Thanks to your tips, I've solved this problem. Here's my solution:
Code:
valid_filename_chars = "-_.%s%s" % (string.ascii_letters, string.digits)
def image_url_processor(self, baseurl, url):
self.log("===================\nbaseurl: ", baseurl, "\nurl: ", url)
# This is a hack because some of the URLs just have a leading
# // instead of http://
if url.startswith("//"):
url = "http:" + url
url = self.get_image(url)
self.log("url out: ", url, "\n===================")
return url
def get_image(self, url):
# Another hack - sometimes the URLs just have a leading /,
# in which case I stick on "http://" and the correct domain
if url.startswith("/"):
url = self.make_url(url)
# Get the image bytes
br = BasicNewsRecipe.get_browser()
response = br.open(url)
data = response.get_data()
# write it to a local file whose name is based on the URL
filename = ''.join(c for c in url if c in self.valid_filename_chars)

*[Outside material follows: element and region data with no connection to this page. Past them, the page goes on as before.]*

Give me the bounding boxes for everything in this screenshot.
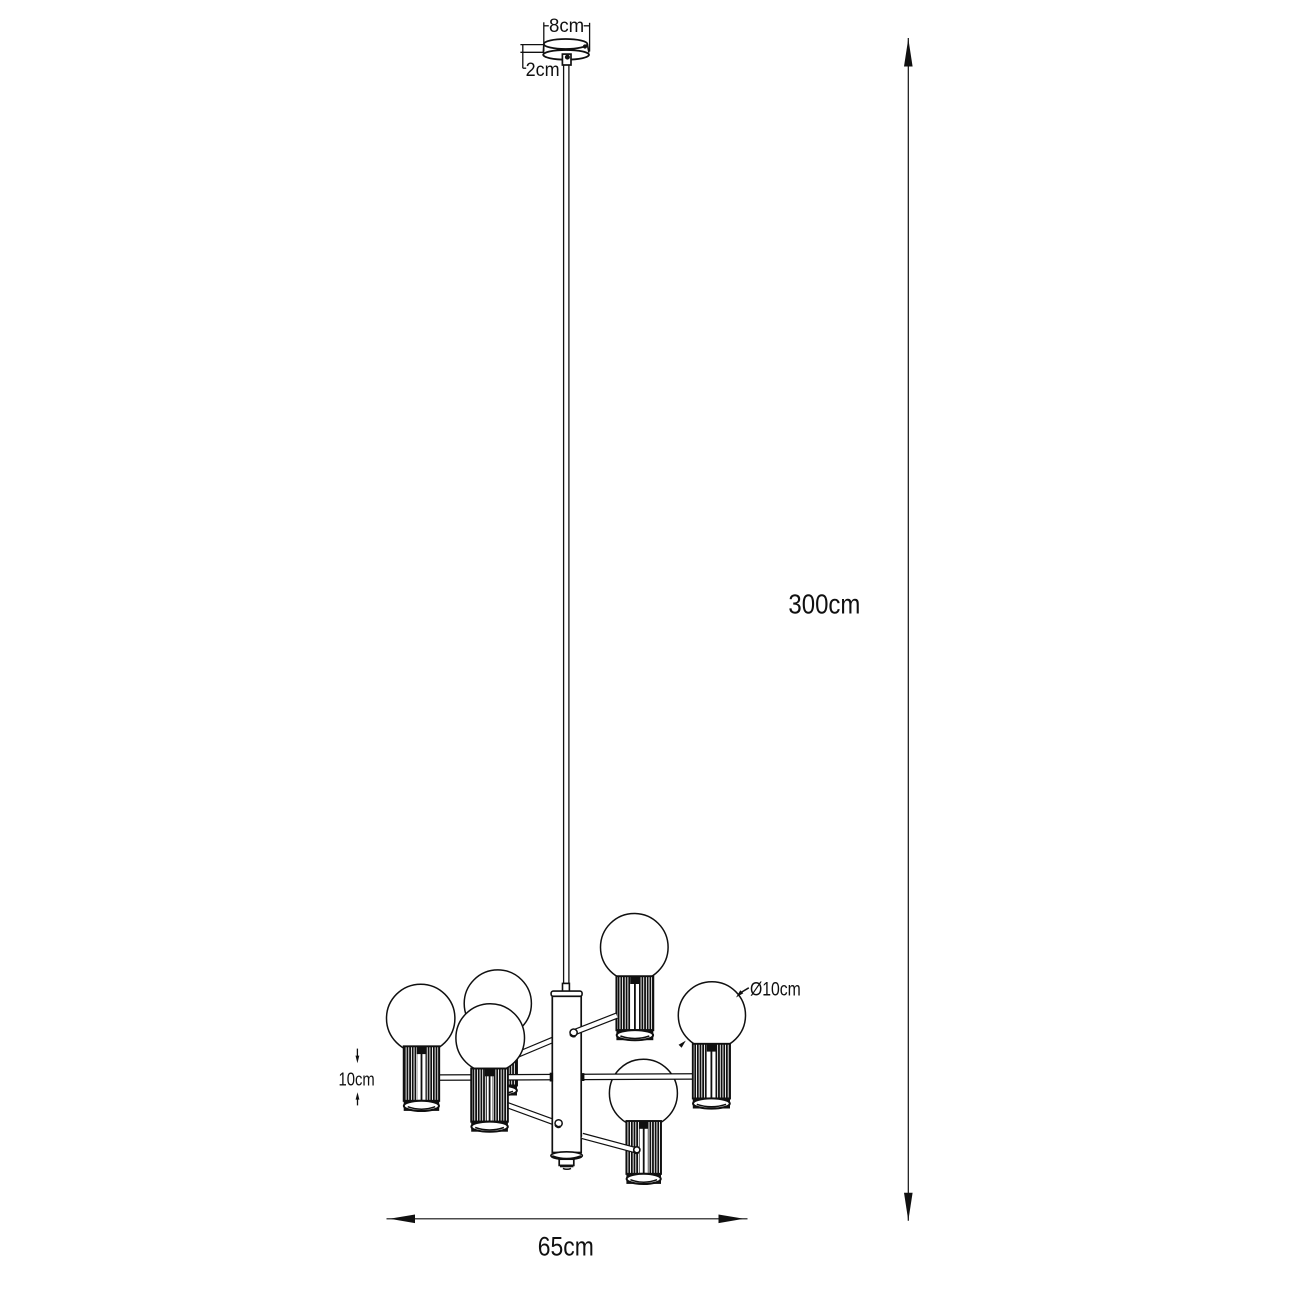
svg-text:300cm: 300cm (788, 589, 860, 620)
svg-text:10cm: 10cm (339, 1069, 375, 1089)
svg-text:Ø10cm: Ø10cm (750, 979, 801, 1000)
svg-text:2cm: 2cm (526, 60, 560, 81)
svg-text:65cm: 65cm (538, 1232, 594, 1262)
svg-text:8cm: 8cm (549, 16, 584, 37)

self.log("filename=%s" % filename)
f = open(filename, "wb")
f.write(data)
f.close()
# Try to read it with PIL, which is what the containing app will do
try:
im = PIL.Image.open(filename)
except:
# If it failed, read it with ImageMagick and write it to a new file,
# changing the URL to point to the new file
self.log("Could not open ", filename, " from ", url)

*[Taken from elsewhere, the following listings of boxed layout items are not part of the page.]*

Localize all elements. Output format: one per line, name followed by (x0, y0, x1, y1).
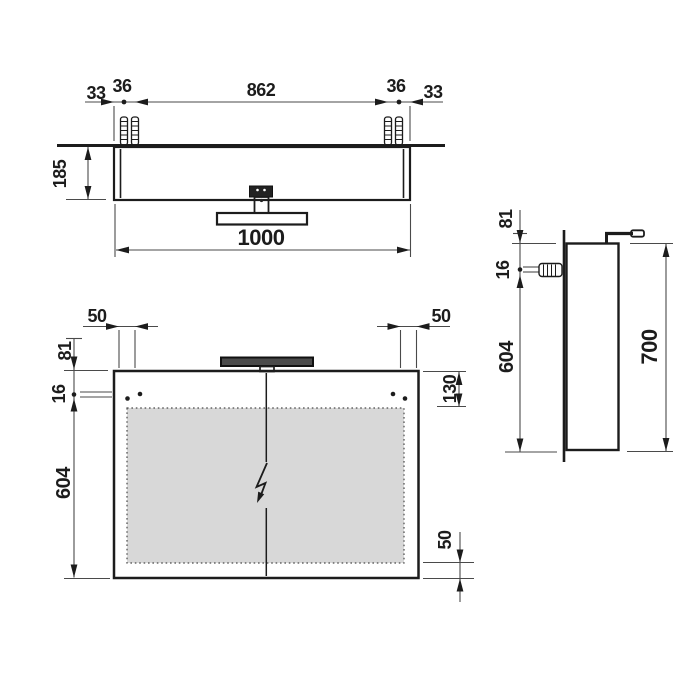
dim-arrow (517, 275, 524, 288)
front-view: 50 50 81 16 (49, 306, 474, 602)
light-fixture-plan (217, 186, 307, 225)
dim-label-edge-right: 50 (431, 306, 451, 326)
cabinet-front (114, 358, 419, 579)
dim-arrow (135, 323, 148, 330)
dim-arrow (116, 247, 129, 254)
lamp-mount-block (250, 186, 273, 197)
wall-anchor-body (539, 264, 562, 277)
dim-label-offset-left: 33 (86, 83, 106, 103)
cabinet-body-side (567, 244, 619, 451)
dim-label-depth: 185 (50, 159, 70, 188)
dim-arrow (106, 323, 119, 330)
dim-label-top-inset: 130 (440, 374, 460, 403)
dim-label-overall-height: 700 (637, 329, 662, 364)
lamp-head-front (221, 358, 313, 367)
wall-anchor-icon (385, 117, 392, 145)
lamp-stem-screw (260, 199, 263, 202)
lamp-mount-screw (263, 189, 266, 192)
dim-label-hole-to-bottom: 604 (53, 466, 75, 499)
dim-arrow (375, 99, 388, 106)
dim-arrow (85, 147, 92, 160)
dim-label-lamp-to-top: 81 (55, 341, 75, 361)
dim-arrow (85, 186, 92, 199)
dim-arrow (417, 323, 430, 330)
mounting-hole-dot (125, 396, 130, 401)
overall-height-dimension: 700 (627, 244, 673, 452)
dimension-dot (122, 100, 127, 105)
cabinet-side-outline (564, 230, 644, 462)
dim-arrow (71, 399, 78, 412)
dim-label-hole-to-bottom: 604 (496, 340, 518, 373)
light-fixture-side (605, 230, 644, 243)
mounting-hole-dot (138, 392, 143, 397)
dim-arrow (388, 323, 401, 330)
dim-arrow (663, 244, 670, 257)
dim-arrow (397, 247, 410, 254)
technical-drawing-svg: 33 36 862 36 33 (0, 0, 700, 700)
dim-arrow (457, 550, 464, 563)
dim-label-lamp-to-top: 81 (496, 209, 516, 229)
lamp-mount-screw (256, 189, 259, 192)
dim-arrow (517, 439, 524, 452)
dim-arrow (663, 438, 670, 451)
mounting-hole-dot (391, 392, 396, 397)
dim-label-hole-offset: 16 (493, 260, 513, 280)
dim-label-anchor-gap-left: 36 (112, 76, 132, 96)
lamp-head-plan (217, 213, 307, 225)
dimension-dot (518, 267, 523, 272)
side-view: 81 16 604 (493, 209, 673, 462)
wall-anchor-icon (121, 117, 128, 145)
front-left-dimension-chain: 81 16 604 (49, 338, 112, 579)
technical-drawing-page: 33 36 862 36 33 (0, 0, 700, 700)
dim-arrow (517, 230, 524, 243)
depth-dimension: 185 (50, 147, 106, 200)
mounting-hole-dot (403, 396, 408, 401)
bottom-inset-dimension: 50 (423, 530, 474, 602)
dimension-dot (397, 100, 402, 105)
dimension-dot (72, 392, 77, 397)
edge-offset-left-dimension: 50 (83, 306, 158, 368)
dim-arrow (71, 565, 78, 578)
wall-anchor-icons-top (121, 117, 403, 145)
dim-label-edge-left: 50 (87, 306, 107, 326)
top-inset-dimension: 130 (423, 372, 466, 407)
dim-label-overall-width: 1000 (238, 225, 285, 250)
dim-label-hole-offset: 16 (49, 384, 69, 404)
wall-anchor-icon (396, 117, 403, 145)
dim-label-bottom-inset: 50 (435, 530, 455, 550)
top-view: 33 36 862 36 33 (50, 76, 445, 257)
edge-offset-right-dimension: 50 (377, 306, 451, 368)
dim-arrow (457, 579, 464, 592)
wall-anchor-icon-side (539, 264, 562, 277)
side-left-dimension-chain: 81 16 604 (493, 209, 557, 452)
dim-arrow (410, 99, 423, 106)
lamp-stem-front (260, 367, 274, 372)
light-fixture-front (221, 358, 313, 372)
dim-arrow (135, 99, 148, 106)
dim-label-anchor-gap-right: 36 (386, 76, 406, 96)
dim-label-offset-right: 33 (423, 82, 443, 102)
dim-label-anchor-span: 862 (247, 80, 276, 100)
wall-anchor-icon (132, 117, 139, 145)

self.log("Trying to open and re-save with ImageMagick")
image = calibre.utils.magick.Image()
image.read(filename)
image.save("new_" + filename)
url = os.getcwd() + "/new_" + filename
url = "file:///" + url.replace("\\", "/")
self.log("Succeeded. Using local file")
return url
Luckily, ImageMagick manages to load the file successfully AND heal it when saving it back out, so I didn't have to look into what exactly was wrong with these files. For curiosity's sake, I did do a comparison of the old and new, and there are differences, but since I don't know squat about the PNG format (and don't have the time or energy to learn), I don't know exactly what they mean.
If I had the time, I'd grab the calibre source, find where it's doing the image load, put something like this in, and submit it as a bug fix, but unfortunately, I don't. If anyone else out there wants to do it, go ahead - I happily release this code (particularly the try...except bit that solves the problem) into the public domain.